Dice ancora il sindacato che non c’è la programmazione triennale del fabbisogno di personale e manca il piano assunzionale e che questa circostanza non consente la stabilizzazione dei precari che lavorano presso la Cittadella. I sindacati sanno bene che la programmazione triennale del fabbisogno è in corso di elaborazione e sanno bene che il piano assunzionale seguirà subito dopo e che questo piano avrà come obiettivo primario di iniziare a mettere in ordine la scandalosa situazione di una Regione che non ha mai provveduto ad assumere cittadini che hanno diritto al collocamento obbligatorio. Ma sanno pure bene che i percorsi di stabilizzazione più che dalla programmazione triennale, che può sempre essere modificata, sono condizionati da vincoli legali nazionali, da vincoli finanziari, da vincoli temporali. Sanno pure che il Presidente Oliverio ha incontrato una delegazione di precari che lavorano nella Cittadella ed ha condiviso con loro, con molta tranquillità, il percorso da seguire, a partire dall’elenco anagrafico che dovrà essere stilato dal Dipartimento Lavoro. Nel programma politico del Presidente Oliverio la questione del precariato è centrale, ed è la questione di tutti i precari calabresi e, tra questi, anche di quelli che lavorano presso la Cittadella. Ma anche in tal caso, è auspicabile che i sindacati regionali portino all’attenzione dei loro organismi centrali romani le aspettative dei precari regionali, operando affinché siano introdotte tutte le deroghe normative e garantite tutte le risorse finanziarie necessarie per poter chiudere velocemente i percorsi di stabilizzazione in atto.
Dicono ancora i sindacati che manca la mensa. Al momento, è noto che è stata espletata la gara per il servizio bar-ristorazione veloce (e non è la stessa cosa della mensa aziendale), è stata individuata l’impresa vincitrice e si stanno svolgendo le normali procedure di definizione dell’appalto pubblico. Quello che questa Amministrazione vuole realizzare è un servizio nell’interesse dei lavoratori; non un obbligo, salvo che i sindacati non stiano pensando di rendere obbligatorio il servizio mensa e di eliminare i buoni pasto individuali, ma in tal caso dovrebbero dirlo chiaramente ai lavoratori.
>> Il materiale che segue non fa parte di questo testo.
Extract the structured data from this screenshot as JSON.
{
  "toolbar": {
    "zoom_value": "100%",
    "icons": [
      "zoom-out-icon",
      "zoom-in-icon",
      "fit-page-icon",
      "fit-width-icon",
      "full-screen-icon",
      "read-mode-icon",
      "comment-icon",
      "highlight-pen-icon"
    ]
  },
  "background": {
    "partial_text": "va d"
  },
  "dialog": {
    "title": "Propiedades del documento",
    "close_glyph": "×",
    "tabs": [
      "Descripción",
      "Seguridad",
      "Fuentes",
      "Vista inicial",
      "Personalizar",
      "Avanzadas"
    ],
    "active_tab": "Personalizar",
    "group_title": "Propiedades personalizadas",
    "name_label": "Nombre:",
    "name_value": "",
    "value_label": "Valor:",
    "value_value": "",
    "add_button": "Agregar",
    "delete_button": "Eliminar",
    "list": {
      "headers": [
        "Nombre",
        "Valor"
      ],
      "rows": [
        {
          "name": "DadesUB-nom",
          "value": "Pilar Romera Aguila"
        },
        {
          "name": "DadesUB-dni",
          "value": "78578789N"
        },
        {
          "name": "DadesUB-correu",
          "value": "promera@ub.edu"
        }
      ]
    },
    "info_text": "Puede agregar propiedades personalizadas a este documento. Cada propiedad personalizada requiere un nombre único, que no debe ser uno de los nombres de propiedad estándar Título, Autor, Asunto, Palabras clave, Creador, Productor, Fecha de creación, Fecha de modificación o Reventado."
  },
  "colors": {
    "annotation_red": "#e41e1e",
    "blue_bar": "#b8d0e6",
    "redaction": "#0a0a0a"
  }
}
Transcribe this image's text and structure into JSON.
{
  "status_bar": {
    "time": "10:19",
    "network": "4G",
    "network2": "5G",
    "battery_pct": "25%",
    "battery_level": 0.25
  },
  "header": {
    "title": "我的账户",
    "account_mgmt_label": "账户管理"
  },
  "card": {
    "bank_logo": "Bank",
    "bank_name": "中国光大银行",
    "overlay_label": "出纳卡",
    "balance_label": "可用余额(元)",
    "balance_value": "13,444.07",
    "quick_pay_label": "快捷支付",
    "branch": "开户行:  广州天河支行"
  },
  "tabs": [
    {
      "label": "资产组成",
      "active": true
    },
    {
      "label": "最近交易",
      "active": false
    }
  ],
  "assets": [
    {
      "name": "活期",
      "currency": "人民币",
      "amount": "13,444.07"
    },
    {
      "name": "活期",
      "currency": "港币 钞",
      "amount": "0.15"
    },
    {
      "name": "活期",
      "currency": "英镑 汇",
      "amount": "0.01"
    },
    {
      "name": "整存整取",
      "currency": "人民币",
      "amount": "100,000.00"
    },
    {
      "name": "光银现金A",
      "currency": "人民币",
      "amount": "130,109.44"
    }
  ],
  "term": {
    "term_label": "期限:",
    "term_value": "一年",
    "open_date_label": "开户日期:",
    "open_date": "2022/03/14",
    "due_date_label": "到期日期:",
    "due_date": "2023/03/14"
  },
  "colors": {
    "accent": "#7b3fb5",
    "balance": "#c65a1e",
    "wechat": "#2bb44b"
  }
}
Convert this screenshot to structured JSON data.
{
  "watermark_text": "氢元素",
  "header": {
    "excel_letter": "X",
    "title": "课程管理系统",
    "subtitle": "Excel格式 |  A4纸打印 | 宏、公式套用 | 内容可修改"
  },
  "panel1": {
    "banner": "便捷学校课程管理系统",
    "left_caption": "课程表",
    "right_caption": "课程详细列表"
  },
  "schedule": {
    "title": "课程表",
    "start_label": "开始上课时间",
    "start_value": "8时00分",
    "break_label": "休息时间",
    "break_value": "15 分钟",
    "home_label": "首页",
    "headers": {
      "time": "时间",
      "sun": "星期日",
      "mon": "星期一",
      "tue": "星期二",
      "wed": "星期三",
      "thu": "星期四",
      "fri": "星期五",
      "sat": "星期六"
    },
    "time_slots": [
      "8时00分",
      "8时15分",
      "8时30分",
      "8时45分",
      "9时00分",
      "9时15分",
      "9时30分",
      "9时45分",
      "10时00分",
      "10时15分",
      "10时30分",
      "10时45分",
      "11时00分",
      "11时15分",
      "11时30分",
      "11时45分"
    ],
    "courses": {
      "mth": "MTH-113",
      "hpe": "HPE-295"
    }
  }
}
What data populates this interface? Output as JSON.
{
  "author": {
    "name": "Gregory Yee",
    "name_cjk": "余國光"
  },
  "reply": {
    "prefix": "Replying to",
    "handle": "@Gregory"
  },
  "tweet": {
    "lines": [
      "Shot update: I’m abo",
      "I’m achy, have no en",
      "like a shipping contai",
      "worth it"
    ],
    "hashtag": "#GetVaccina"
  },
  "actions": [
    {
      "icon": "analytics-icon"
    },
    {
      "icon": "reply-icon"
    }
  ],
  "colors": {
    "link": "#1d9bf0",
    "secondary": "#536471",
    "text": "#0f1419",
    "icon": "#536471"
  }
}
Dicono ancora che manca una pensilina per proteggere i lavoratori dalle intemperie nel tratto che dal parcheggio arriva all’ingresso degli uffici. Certo qualcuno fra i dirigenti sindacali non avrà dimenticato che quando gli uffici erano dislocati sul territorio cittadino c’erano problemi di clima e di parcheggio (non sempre gratuito e neppure sempre vicino all’ufficio, come invece è ora), condivisi con tutti i lavoratori pubblici e privati di Catanzaro; ora che almeno il parcheggio è gratuito e vicino all’ufficio, per la pensilina protettiva la Giunta ha dato mandato agli uffici tecnici di verificare quale sia la soluzione adottata da altre amministrazioni per superare problemi simili, se ce ne stanno, e di individuare la migliore situazione tecnicamente fattibile.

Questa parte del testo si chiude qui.